Oral history project

The Queer Newark Oral History Project (QNOHP) is a community-based oral history for the LGBTQ+ community of Newark, New Jersey. LGBTQ+ Newark citizens share their diverse experiences through oral interviews, which are translated into historical archives that are accessible to the public. The purpose of this project is to highlight the individualistic experiences of many different LGBTQ+ Newark citizens, in order to make a place in history for LGBTQ+ people of color. The QNOHP oral histories describe ballroom culture, queer clubs, AIDS activism and awareness, poverty, and discrimination.

== History and background ==
The Queer Newark Oral History Project (QNOHP) was founded in 2011 by activist and writer Darnell Moore, Rutgers–Newark history professor Beryl Satter, and Rutgers–Newark administrator of the History and African-American and African Studies departments, Christina Strasburger. The QNOHP aids in research purposes, public programming, and the accessibility to oral interview recordings of Newark, New Jersey's LGBTQ+ community.

Oral interviews have been, and are being conducted to produce and display the lives of queer Newark.

The QNOHP even began a second program in 2014, called the "Sanctuary: A History of Queer Club Spaces in Newark". This program created a safe haven for queer people of color, as it incorporated art, poetry readings, and a discussion facilitated by performers, participants of ballroom houses and queer bars and clubs dating from the 1960's to today's society.

== Awards ==
For their notable work of advocacy for queer Newark's oral history, in 2016 the Queer Newark Oral History Project was awarded the Rutgers University Clement A. Price Human Dignity Award.
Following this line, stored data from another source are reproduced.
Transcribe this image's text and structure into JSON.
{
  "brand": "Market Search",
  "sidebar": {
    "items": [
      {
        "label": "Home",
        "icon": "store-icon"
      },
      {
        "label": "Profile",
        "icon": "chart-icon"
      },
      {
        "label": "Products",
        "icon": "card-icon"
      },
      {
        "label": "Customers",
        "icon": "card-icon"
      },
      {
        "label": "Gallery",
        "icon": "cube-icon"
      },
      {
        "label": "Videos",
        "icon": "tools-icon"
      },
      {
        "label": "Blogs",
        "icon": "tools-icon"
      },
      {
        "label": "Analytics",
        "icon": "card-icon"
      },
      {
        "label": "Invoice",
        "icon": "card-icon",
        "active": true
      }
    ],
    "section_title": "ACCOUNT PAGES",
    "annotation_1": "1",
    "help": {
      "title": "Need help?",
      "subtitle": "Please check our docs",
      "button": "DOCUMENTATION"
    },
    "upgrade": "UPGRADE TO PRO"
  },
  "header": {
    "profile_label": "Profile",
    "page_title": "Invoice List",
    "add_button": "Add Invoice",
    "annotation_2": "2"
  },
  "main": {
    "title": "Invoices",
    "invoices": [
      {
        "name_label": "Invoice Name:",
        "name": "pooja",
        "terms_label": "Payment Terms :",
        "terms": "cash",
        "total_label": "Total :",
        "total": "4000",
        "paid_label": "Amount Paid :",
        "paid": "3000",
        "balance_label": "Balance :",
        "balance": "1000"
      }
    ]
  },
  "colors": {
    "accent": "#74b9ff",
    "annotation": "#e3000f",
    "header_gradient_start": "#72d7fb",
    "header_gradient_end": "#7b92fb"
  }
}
The Queer Newark Oral History Project was presented with this award for their diligence with making the QNOHP into a community-based project, involving Newark, New Jersey's residents and the faculty, staff, and students of Rutgers University–Newark. The oral histories, advocacy, the preserving of Newark's LGBTQ+ artifacts, and the creation of the archives, all serve as a contributing factor to the QNOHP receiving this award.